I stood in front of my morning classes today, dumb as cheese. There aren't words. I can't comfort. I can't understand. What do we tell our children? How do we explain the man who hates? 

I can't grade or plan or propose. At one point, I heard myself reading André Breton's "Choose Life", I heard it like I was a pigeon on the windowsill outside myself. I don't know if I taught anyone anything.

I went back to my office and wrote. I sat in the dark and ate chocolate.

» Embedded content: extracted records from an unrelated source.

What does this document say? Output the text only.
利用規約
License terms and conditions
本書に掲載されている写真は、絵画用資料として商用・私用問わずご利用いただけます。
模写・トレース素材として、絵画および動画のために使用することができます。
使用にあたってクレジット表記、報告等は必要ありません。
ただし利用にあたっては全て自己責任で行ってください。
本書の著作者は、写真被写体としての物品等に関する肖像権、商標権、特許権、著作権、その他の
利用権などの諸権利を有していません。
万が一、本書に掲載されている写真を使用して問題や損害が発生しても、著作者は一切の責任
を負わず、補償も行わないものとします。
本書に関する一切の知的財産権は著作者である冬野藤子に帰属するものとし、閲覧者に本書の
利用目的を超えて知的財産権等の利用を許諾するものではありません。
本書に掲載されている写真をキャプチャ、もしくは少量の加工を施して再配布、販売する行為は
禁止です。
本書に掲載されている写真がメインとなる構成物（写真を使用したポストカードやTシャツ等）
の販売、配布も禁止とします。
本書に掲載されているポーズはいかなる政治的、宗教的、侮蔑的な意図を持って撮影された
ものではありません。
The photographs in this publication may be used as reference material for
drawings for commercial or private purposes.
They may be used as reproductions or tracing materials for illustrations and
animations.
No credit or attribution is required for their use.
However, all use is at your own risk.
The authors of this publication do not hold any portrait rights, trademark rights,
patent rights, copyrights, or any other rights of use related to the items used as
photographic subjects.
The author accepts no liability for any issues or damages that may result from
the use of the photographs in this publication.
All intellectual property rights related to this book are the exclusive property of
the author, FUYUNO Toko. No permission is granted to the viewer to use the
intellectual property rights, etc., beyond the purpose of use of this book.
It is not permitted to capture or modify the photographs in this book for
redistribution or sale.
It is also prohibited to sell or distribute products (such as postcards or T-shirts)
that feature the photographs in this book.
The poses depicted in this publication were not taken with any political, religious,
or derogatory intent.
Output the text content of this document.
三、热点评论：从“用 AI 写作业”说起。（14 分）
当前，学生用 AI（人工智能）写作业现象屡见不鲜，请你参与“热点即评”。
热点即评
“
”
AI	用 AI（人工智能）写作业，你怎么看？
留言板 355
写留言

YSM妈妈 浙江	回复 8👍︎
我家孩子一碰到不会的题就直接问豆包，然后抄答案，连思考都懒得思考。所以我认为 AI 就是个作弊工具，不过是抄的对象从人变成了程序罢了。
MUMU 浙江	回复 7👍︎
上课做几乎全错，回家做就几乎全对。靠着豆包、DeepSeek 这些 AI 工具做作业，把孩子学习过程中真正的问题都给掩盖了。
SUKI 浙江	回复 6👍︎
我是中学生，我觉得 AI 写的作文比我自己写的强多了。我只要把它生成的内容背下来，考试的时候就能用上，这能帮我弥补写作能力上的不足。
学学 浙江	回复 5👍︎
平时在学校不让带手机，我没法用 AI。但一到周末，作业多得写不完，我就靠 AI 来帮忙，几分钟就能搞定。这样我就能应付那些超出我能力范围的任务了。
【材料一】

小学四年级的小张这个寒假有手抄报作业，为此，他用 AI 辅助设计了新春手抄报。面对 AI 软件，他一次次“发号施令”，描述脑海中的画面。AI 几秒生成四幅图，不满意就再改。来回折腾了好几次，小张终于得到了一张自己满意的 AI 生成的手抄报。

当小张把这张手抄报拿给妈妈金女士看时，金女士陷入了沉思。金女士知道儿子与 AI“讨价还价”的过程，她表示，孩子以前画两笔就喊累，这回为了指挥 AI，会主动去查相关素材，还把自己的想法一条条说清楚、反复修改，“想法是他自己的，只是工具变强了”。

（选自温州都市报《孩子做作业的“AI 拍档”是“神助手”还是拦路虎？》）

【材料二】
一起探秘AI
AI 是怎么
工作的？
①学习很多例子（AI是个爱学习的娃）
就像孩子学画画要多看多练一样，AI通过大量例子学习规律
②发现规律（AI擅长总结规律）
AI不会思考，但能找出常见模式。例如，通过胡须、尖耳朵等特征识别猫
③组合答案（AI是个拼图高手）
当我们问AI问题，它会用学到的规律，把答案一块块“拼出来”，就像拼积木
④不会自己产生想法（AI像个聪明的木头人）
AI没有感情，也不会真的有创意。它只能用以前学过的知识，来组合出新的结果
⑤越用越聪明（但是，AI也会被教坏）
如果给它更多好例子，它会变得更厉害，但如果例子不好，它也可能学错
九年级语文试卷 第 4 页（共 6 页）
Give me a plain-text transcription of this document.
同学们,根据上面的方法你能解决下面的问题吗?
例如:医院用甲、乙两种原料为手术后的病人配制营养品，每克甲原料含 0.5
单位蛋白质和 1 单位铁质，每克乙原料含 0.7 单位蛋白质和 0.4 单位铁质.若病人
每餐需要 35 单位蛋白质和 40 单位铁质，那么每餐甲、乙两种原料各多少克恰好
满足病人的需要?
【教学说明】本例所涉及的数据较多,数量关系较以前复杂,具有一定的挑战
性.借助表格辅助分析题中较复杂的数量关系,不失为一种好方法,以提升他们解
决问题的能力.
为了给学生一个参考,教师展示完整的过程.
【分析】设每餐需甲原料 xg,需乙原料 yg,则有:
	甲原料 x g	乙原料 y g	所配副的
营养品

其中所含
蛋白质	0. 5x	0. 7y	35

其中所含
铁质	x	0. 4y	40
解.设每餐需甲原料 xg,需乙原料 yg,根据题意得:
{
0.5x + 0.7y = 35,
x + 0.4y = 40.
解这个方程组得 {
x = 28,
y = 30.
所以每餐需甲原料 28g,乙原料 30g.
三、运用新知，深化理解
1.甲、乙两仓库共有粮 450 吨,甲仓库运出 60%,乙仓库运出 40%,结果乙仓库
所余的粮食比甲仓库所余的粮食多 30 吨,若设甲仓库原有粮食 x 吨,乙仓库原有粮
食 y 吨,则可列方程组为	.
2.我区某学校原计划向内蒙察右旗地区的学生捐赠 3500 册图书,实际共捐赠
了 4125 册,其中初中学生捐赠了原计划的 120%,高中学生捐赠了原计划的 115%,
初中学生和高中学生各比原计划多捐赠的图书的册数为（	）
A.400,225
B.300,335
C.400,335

A Story for Our Daughters on Tuesday, November 9, 2016

When God saw
what he’d done,
the cancerous rib
in one hand,
his sleeping child
in the other,
he shaped us
from the squash
plant instead, braiding
vines and gold
blossoms into bones.
Then he made
us dream survival
was the only
gift he had
left to give.
All else was
claimed or taken,
he wasn’t clear,
still manic, dazed.
Then we woke,
my dear daughter,
all of us
in a borrowed
world, the salt
and rock and
spine of it.
The sky boiled
with comets building
someone else’s light.
Our partner was
terrified. He chattered
in the dirt
while we ran
our hands over
everything, my daughter,
thorns, teeth, words,
none of it
ours, the embers
and splinters, shards
of spilt creation.
The blood moved
through our hearts
like soldiers stamping
through a tunnel.
Nothing could kill
us, not even
love, not us.
This is it,
my daughter, survival
given to us
like territory, like
borders, like dust.

Comments

Caitlin said…
Beautiful and captures how this moment feels so well.
Abby E. Murray said…
Thank you, Caitlin. It makes me sad.